Highlights
• | Sport sponsorship can alter the perceived age of the sponsored brand. | ||||
• | Sports sponsorship can alter the brand personality of the sponsored brand. | ||||
• | Brand Personality and brand age stereotype transfer effects occur independently. | ||||
• | No effect was found between brand personality and brand age after the STT. |
Abstract
Brand managers often use sport sponsorship to position a brand in terms of human-like personality traits (e.g., exciting or sophisticated) and demographic characteristics (e.g., young or masculine). Yet, little is known why, how, and under which conditions such associations transfer from a sport property to a sponsor brand. The present study introduces spontaneous trait transference as a mechanism and explicates that its properties can account for such associative transfer effects in typical sport sponsorship contexts with unintentional exposure and limited control.
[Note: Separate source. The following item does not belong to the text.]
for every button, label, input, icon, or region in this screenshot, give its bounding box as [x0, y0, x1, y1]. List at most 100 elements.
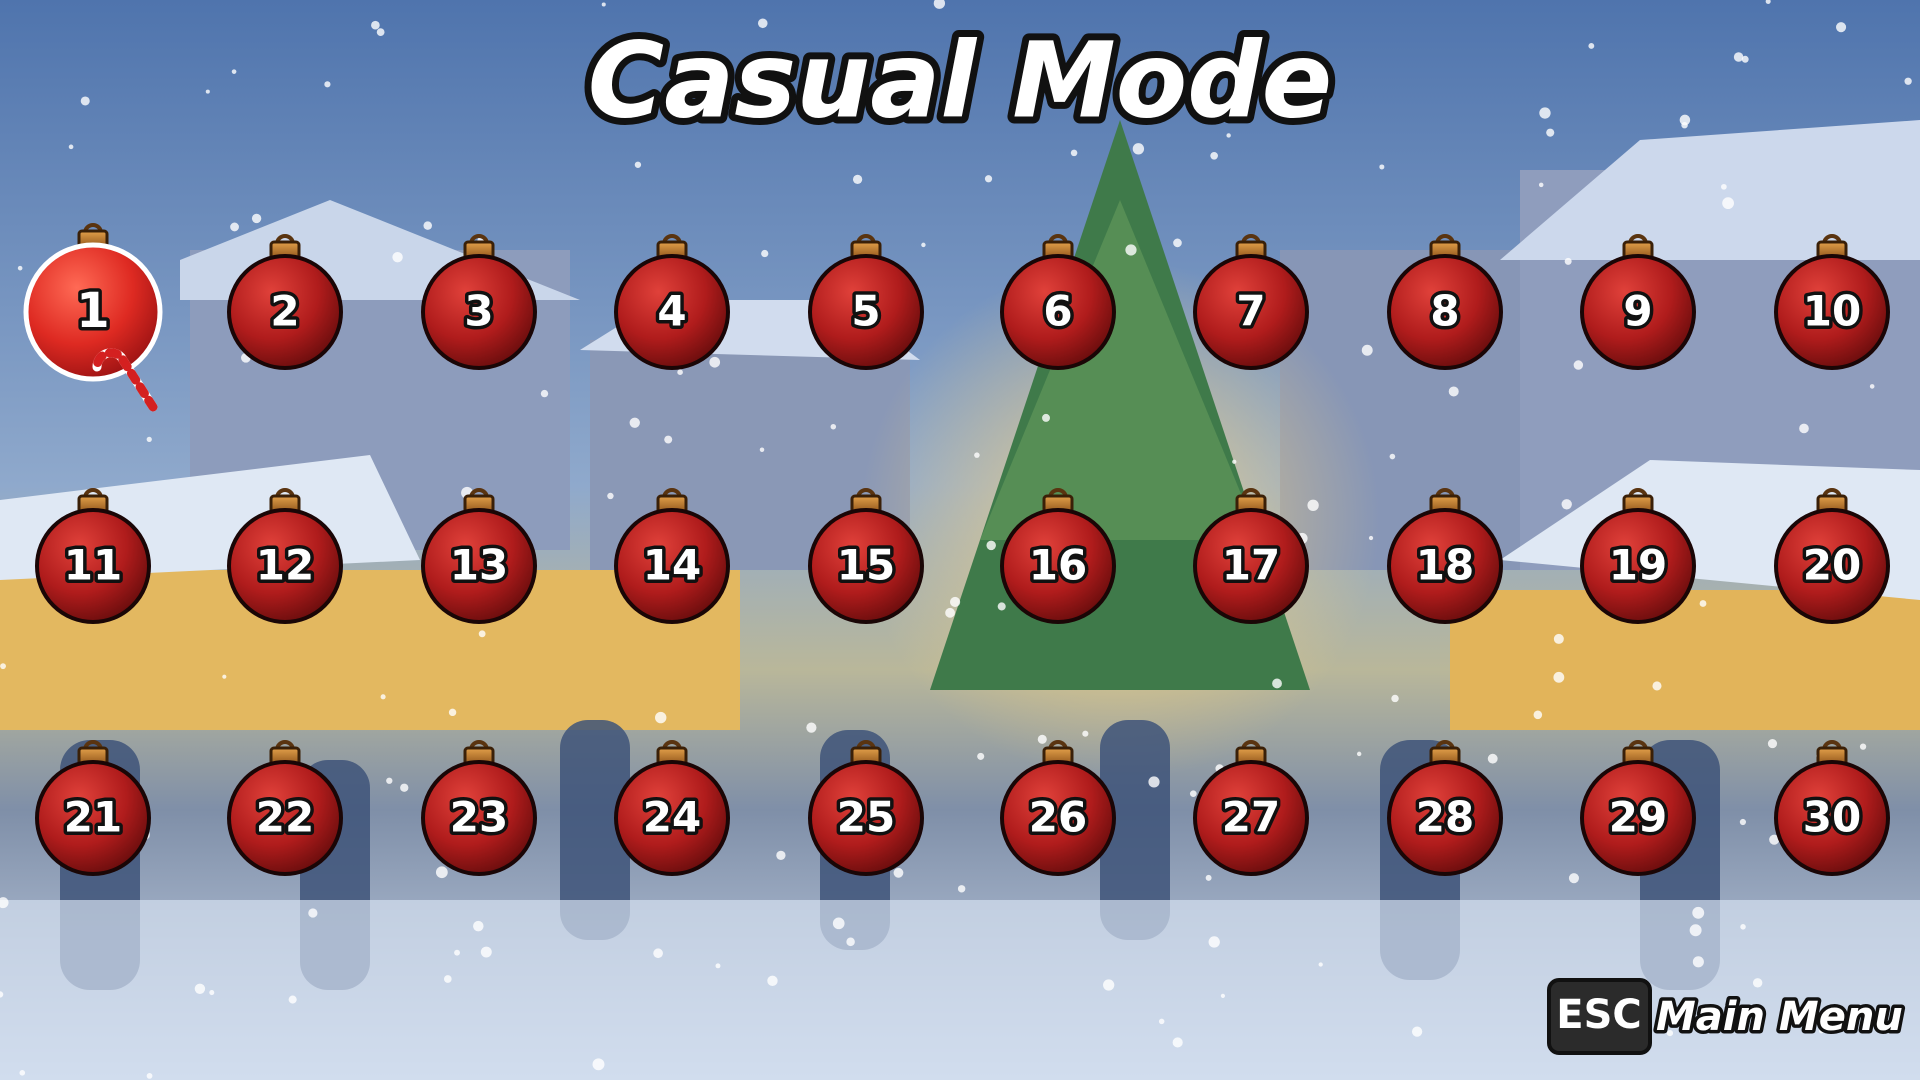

Two experiments show that, consistent with spontaneous trait transference predictions, (a) sport sponsorship transfers only the sponsored sports’ focal traits (but no general evaluative halo) to the sponsors, (b) spontaneous trait transfer occurs for both sport personality and age traits largely independent from each other, and (c) transfer effects occur for unfamiliar brands, but also (to a lesser extent) for familiar brands. Practical implications of these findings for the selection of sponsorship properties, the design of sponsorship communication, and for targeting specific consumer segments with appropriate sponsorships are discussed.